About this paper

Appears in:
Pages: 9014-9022
Publication year: 2017
ISBN: 978-84-617-8491-2
ISSN: 2340-1079
doi: 10.21125/inted.2017.2131

Conference name: 11th International Technology, Education and Development Conference
Dates: 6-8 March, 2017
Location: Valencia, Spain


A. Galieva1, Z. Vavilova2, V. Gafarova3

1Research Institute of Applied Semiotics of Tatarstan Academy of Sciences (RUSSIAN FEDERATION)
2Kazan State Power Engineering University (RUSSIAN FEDERATION)
3Kazan Federal University (RUSSIAN FEDERATION)
The advantages of using linguistic corpora data in education and research are obvious and well covered in specialized literature. This tool considerably simplifies acquisition of linguistic data and their processing.

Two main corpora have been built for the Tatar language by now, each in open access: the Corpus of Written Tatar compiled in Kazan Federal University, Russia and the Tatar National Corpus (“Tugan Tel”, TT) developed by researchers of the Institute of Applied Semiotics of Tatarstan Academy of Sciences, Russia. These corpora are being hourly replenished; the update of textual collections is mainly carried out through the use of media texts, which provides constant flow of fresh linguistic material.

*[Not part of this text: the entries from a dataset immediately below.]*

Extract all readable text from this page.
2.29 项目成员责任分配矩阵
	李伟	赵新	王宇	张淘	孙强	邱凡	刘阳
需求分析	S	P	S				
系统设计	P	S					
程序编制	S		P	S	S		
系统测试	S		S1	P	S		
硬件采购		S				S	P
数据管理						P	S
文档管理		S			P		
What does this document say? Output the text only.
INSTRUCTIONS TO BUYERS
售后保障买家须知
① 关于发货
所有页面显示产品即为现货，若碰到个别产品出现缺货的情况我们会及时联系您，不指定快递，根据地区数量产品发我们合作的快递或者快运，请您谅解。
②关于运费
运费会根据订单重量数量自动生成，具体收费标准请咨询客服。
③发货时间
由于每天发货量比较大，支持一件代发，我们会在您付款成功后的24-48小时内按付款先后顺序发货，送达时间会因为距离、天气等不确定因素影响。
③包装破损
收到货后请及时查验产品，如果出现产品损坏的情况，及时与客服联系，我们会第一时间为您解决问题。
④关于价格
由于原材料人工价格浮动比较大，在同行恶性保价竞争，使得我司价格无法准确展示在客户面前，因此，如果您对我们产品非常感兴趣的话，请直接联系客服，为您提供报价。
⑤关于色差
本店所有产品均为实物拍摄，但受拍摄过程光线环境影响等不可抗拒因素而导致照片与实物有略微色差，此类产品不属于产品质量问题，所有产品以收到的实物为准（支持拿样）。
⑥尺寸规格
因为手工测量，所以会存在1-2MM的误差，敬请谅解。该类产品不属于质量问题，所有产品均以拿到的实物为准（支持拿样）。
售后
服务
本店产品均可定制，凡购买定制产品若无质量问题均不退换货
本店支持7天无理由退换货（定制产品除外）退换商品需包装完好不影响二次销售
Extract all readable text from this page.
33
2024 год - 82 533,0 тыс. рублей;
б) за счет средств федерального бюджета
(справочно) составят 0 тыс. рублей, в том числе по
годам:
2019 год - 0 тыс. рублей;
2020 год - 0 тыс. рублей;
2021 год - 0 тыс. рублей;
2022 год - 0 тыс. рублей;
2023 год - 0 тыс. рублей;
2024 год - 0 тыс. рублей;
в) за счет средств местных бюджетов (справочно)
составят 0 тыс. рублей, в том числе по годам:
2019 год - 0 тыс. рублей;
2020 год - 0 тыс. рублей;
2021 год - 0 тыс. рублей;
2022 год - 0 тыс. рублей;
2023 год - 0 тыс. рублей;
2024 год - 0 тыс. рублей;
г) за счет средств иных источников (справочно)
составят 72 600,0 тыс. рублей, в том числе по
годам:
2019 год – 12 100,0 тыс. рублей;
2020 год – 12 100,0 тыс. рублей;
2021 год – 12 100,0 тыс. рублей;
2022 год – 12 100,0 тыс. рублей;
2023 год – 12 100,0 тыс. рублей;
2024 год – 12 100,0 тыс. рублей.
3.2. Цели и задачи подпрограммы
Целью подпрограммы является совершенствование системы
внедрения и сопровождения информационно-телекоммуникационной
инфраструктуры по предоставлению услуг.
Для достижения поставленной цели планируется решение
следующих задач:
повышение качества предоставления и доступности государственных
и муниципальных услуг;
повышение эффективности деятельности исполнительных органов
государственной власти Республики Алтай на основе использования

The paper uncovers the potential of “Tugan Tel” Corpus and its significance for Tatar lexicography. Its textual collection comprises more than 100 million word usages, as recorded in November 2016. The corpus includes texts of various genres, from fiction, media texts, official documents to textbooks and scientific publications. Each document is provided with a meta description tag.

Texts included in the Corpus are supplied with morphological description, i.e. information about the part of speech of the word stem and the set of its grammar features. It is carried out automatically through the use of two-tier morphological analysis module designed with the help of PC-KIMMO programming tool. The system of morphological tags in the Corpus is based on the Leipzig Glossing Rules developed by the Department of Linguistics of the Max Planck Institute for Evolutionary Anthropology together with the Department of Linguistics of the University of Leipzig. In addition, “Tugan Tel” Corpus developers introduced special tags for morphological categories which are specific for Turkic languages.

The search system of the Corpus makes it possible to conduct search by lemma (lexeme), by word form, as well as by a set of morphological parameters specified by the user. The system also supports search of stop words, search by part of the word, and search based on use of logical formulae. Thus the user can make a sophisticated inquiry – for instance, in order to come up with various types of collocations.

The Corpus texts collection contains a considerable set of linguistic data which allows linguists to empirically test their hypotheses and rules they formulate. The system makes it possible to get a substantial volume of empirical research data processed in a matter of seconds while taking into consideration the user’s demands.

The Corpus provides contexts which allow the researcher to examine the senses of lexemes in detail:
- to specify to what extent the word definition given in a dictionary is full or correct;
- to check if the word senses provided by the dictionary are correct;
- to identify new words and word senses which were not traced in the dictionary;
- to identify free and bound word senses;
- to identify typical environments where the word can be encountered, etc.

The Corpus makes it possible to receive reliable data on how grammar categories of the Tatar language are distributed:
- on morpheme frequency;
- on frequency of affixal chains;
- on frequency of the given word form in certain collocations, etc.

The volume of the Corpus guarantees data typicality and ensures completeness of representation of the whole range of linguistic phenomena, which is crucial in compiling dictionaries.